What pushes me through? Well, I am a mother. It’s simple. I can continue down a path of destruction and not be a good role model for my daughter, or I can get back up each time I’m pushed down and I can keep going. I am glad I always eventually chose the latter. I grew up without a role model. When my mother remarried, her husband became very violent towards her. She became an alcoholic. He ended up on drugs. This is what I was around my whole life growing up. My mom was depressed, she didn’t cope with life very well. She had a destructive behavior. I could easily be the same way. I have not made all great choices, please believe. I also had a lot of regrets. However, instead of dwelling on the things I could not change, why not focus on what I did have control over? The way I reacted.
On the days where you just want to give up, figure out why you want to give up. Have a sit down with yourself. If you are a Christian, have a sit down with God. There is a plan for us all. Maybe we don’t know it at the time we are going through everything, but there is a plan. We all have this path we are meant to go down. Each time someone told me no, I never saw it that way. I looked at the negative and allowed it to take over for quite some time. I wasted more time dwelling on things that were out of my control than I did on things that I could do or be. I wasted more time doing that than I did on taking courses or going through programs that I eventually wouldn’t use. I wasted years on the “poor me” stage. Then one day I finally woke up.

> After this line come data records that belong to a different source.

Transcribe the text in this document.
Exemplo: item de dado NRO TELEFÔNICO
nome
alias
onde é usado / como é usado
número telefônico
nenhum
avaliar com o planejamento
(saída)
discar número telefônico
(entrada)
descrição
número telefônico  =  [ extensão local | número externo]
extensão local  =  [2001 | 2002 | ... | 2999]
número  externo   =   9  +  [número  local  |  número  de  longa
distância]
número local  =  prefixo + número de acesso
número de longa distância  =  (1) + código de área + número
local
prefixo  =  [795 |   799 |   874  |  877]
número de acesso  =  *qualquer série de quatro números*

Either I was going to continue down the path of destruction and not give my daughter someone to look up to, or I was going to take the reins I had left and steer my own course. At the age of 39, I finally decided to do what I could to take control. I started reading personal development books, listening to podcasts, watching people I respected on YouTube. I took control. It was the best decision I could have made.

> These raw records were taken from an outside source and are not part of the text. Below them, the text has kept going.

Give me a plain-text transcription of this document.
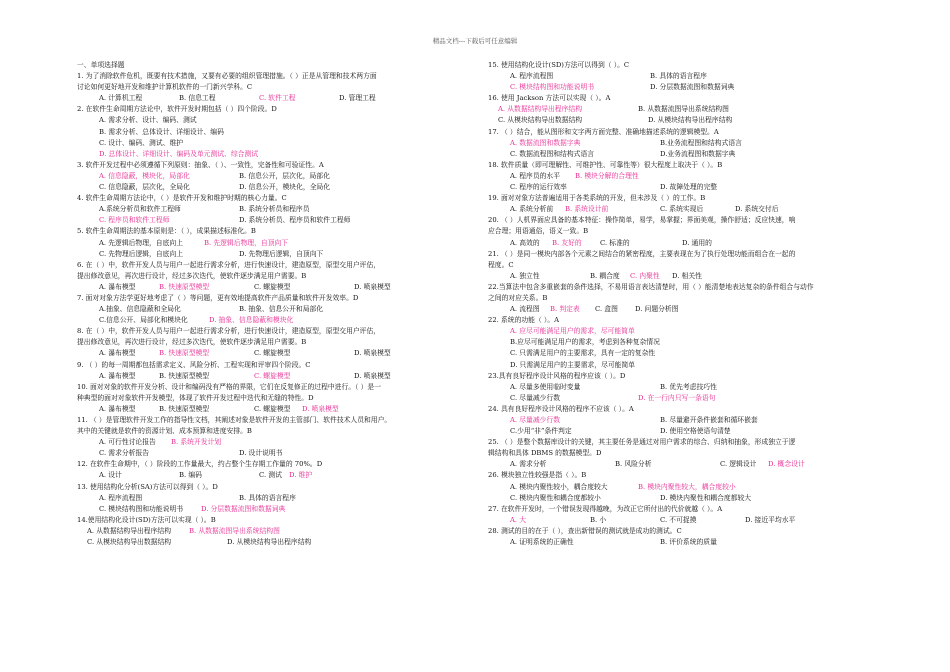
精品文档---下载后可任意编辑
一、单项选择题
1. 为了消除软件危机，既要有技术措施，又要有必要的组织管理措施。（ ）正是从管理和技术两方面
讨论如何更好地开发和维护计算机软件的一门新兴学科。C
A. 计算机工程	B. 信息工程	C. 软件工程	D. 管理工程
2. 在软件生命周期方法论中，软件开发时期包括（ ）四个阶段。D
A. 需求分析、设计、编码、测试
B. 需求分析、总体设计、详细设计、编码
C. 设计、编码、测试、维护
D. 总体设计、详细设计、编码及单元测试、综合测试
3. 软件开发过程中必须遵循下列原则：抽象、（ ）、一致性，完备性和可验证性。A
A. 信息隐蔽，模块化，局部化	B. 信息公开，层次化，局部化
C. 信息隐蔽，层次化，全局化	D. 信息公开，模块化，全局化
4. 软件生命周期方法论中，（ ）是软件开发和维护时期的核心力量。C
A.系统分析员和软件工程师	B. 系统分析员和程序员
C. 程序员和软件工程师	D. 系统分析员、程序员和软件工程师
5. 软件生命周期法的基本原则是：（ ），成果描述标准化。B
A. 先逻辑后物理，自底向上	B. 先逻辑后物理，自顶向下
C. 先物理后逻辑，自底向上	D. 先物理后逻辑，自顶向下
6. 在（ ）中，软件开发人员与用户一起进行需求分析，进行快速设计，建造原型，原型交用户评估，
提出修改意见，再次进行设计，经过多次迭代，使软件逐步满足用户需要。B
A. 瀑布模型	B. 快速原型模型	C. 螺旋模型	D. 喷泉模型
7. 面对对象方法学更好地考虑了（ ）等问题，更有效地提高软件产品质量和软件开发效率。D
A.抽象、信息隐蔽和全局化	B. 抽象、信息公开和局部化
C.信息公开、局部化和模块化	D. 抽象、信息隐蔽和模块化
8. 在（ ）中，软件开发人员与用户一起进行需求分析，进行快速设计，建造原型，原型交用户评估，
提出修改意见，再次进行设计，经过多次迭代，使软件逐步满足用户需要。B
A. 瀑布模型	B. 快速原型模型	C. 螺旋模型	D. 喷泉模型
9. （ ）的每一周期都包括需求定义、风险分析、工程实现和评审四个阶段。C
A. 瀑布模型	B. 快速原型模型	C. 螺旋模型	D. 喷泉模型
10. 面对对象的软件开发分析、设计和编码没有严格的界限，它们在反复修正的过程中进行。（ ）是一
种典型的面对对象软件开发模型，体现了软件开发过程中迭代和无缝的特性。D
A. 瀑布模型	B. 快速原型模型	C. 螺旋模型 D. 喷泉模型
11. （ ）是管理软件开发工作的指导性文档，其阐述对象是软件开发的主管部门、软件技术人员和用户。
其中的关键就是软件的资源计划、成本预算和进度安排。B
A. 可行性讨论报告 B. 系统开发计划
C. 需求分析报告	D. 设计说明书
12. 在软件生命期中，（ ）阶段的工作量最大，约占整个生存期工作量的 70%。D
A. 设计	B. 编码	C. 测试 D. 维护
13. 使用结构化分析(SA)方法可以得到（ ）。D
A. 程序流程图	B. 具体的语言程序
C. 模块结构图和功能说明书	D. 分层数据流图和数据词典
14.使用结构化设计(SD)方法可以实现（ ）。B
A. 从数据结构导出程序结构	B. 从数据流图导出系统结构图
C. 从模块结构导出数据结构	D. 从模块结构导出程序结构
15. 使用结构化设计(SD)方法可以得到（ ）。C
A. 程序流程图	B. 具体的语言程序
C. 模块结构图和功能说明书	D. 分层数据流图和数据词典
16. 使用 Jackson 方法可以实现（ ）。A
A. 从数据结构导出程序结构	B. 从数据流图导出系统结构图
C. 从模块结构导出数据结构	D. 从模块结构导出程序结构
17. （ ）结合，能从图形和文字两方面完整、准确地描述系统的逻辑模型。A
A. 数据流图和数据字典	B.业务流程图和结构式语言
C. 数据流程图和结构式语言	D.业务流程图和数据字典
18. 软件质量（即可理解性、可维护性、可靠性等）很大程度上取决于（ ）。B
A. 程序员的水平 B. 模块分解的合理性
C. 程序的运行效率	D. 故障处理的完整
19. 面对对象方法普遍适用于各类系统的开发，但未涉及（ ）的工作。B
A. 系统分析前 B. 系统设计前	C. 系统实现后	D. 系统交付后
20. （ ）人机界面应具备的基本特征：操作简单，易学，易掌握；界面美观，操作舒适；反应快速，响
应合理；用语通俗，语义一致。B
A. 高效的 B. 友好的	C. 标准的	D. 通用的
21. （ ）是同一模块内部各个元素之间结合的紧密程度，主要表现在为了执行处理功能而组合在一起的
程度。C
A. 独立性	B. 耦合度 C. 内聚性 D. 相关性
22.当算法中包含多重嵌套的条件选择，不易用语言表达清楚时，用（ ）能清楚地表达复杂的条件组合与动作
之间的对应关系。B
A. 流程图 B. 判定表 C. 盒图	D. 问题分析图
22. 系统的功能（ ）。A
A. 应尽可能满足用户的需求，尽可能简单
B.应尽可能满足用户的需求，考虑到各种复杂情况
C. 只需满足用户的主要需求，具有一定的复杂性
D. 只需满足用户的主要需求，尽可能简单
23.具有良好程序设计风格的程序应该（ ）。D
A. 尽量多使用临时变量	B. 优先考虑技巧性
C. 尽量减少行数	D. 在一行内只写一条语句
24. 具有良好程序设计风格的程序不应该（ ）。A
A. 尽量减少行数	B. 尽量避开条件嵌套和循环嵌套
C.少用“非”条件判定	D. 使用空格使语句清楚
25. （ ）是整个数据库设计的关键，其主要任务是通过对用户需求的综合、归纳和抽象，形成独立于逻
辑结构和具体 DBMS 的数据模型。D
A. 需求分析	B. 风险分析	C. 逻辑设计 D. 概念设计
26. 模块独立性较强是指（ ）。B
A. 模块内聚性较小，耦合度较大	B. 模块内聚性较大，耦合度较小
C. 模块内聚性和耦合度都较小	D. 模块内聚性和耦合度都较大
27. 在软件开发时，一个错误发现得越晚，为改正它所付出的代价就越（ ）。A
A. 大	B. 小	C. 不可捉摸	D. 接近平均水平
28. 测试的目的在于（ ），查出新错误的测试就是成功的测试。C
A. 证明系统的正确性	B. 评价系统的质量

Now, at almost 41 years old, I won’t say I have all the answers or that I have it all together. What I can say is that I have worked really hard on changing me and the way I react to things. I can’t change the world. I can’t change other people’s mindsets. I can change me. I can change my own mindset. Until you work on you, everything you go through will seem like the worst possible scenario. Once you make a conscious decision to work on how you react to things, you may find that the path you were meant to be on all along is there waiting for you. It never went anywhere. It was simply waiting until you were able to realize it was there and appreciate it.
So today I challenge you to stop dwelling on things that are out of your control and focus on the one thing you can control…YOU.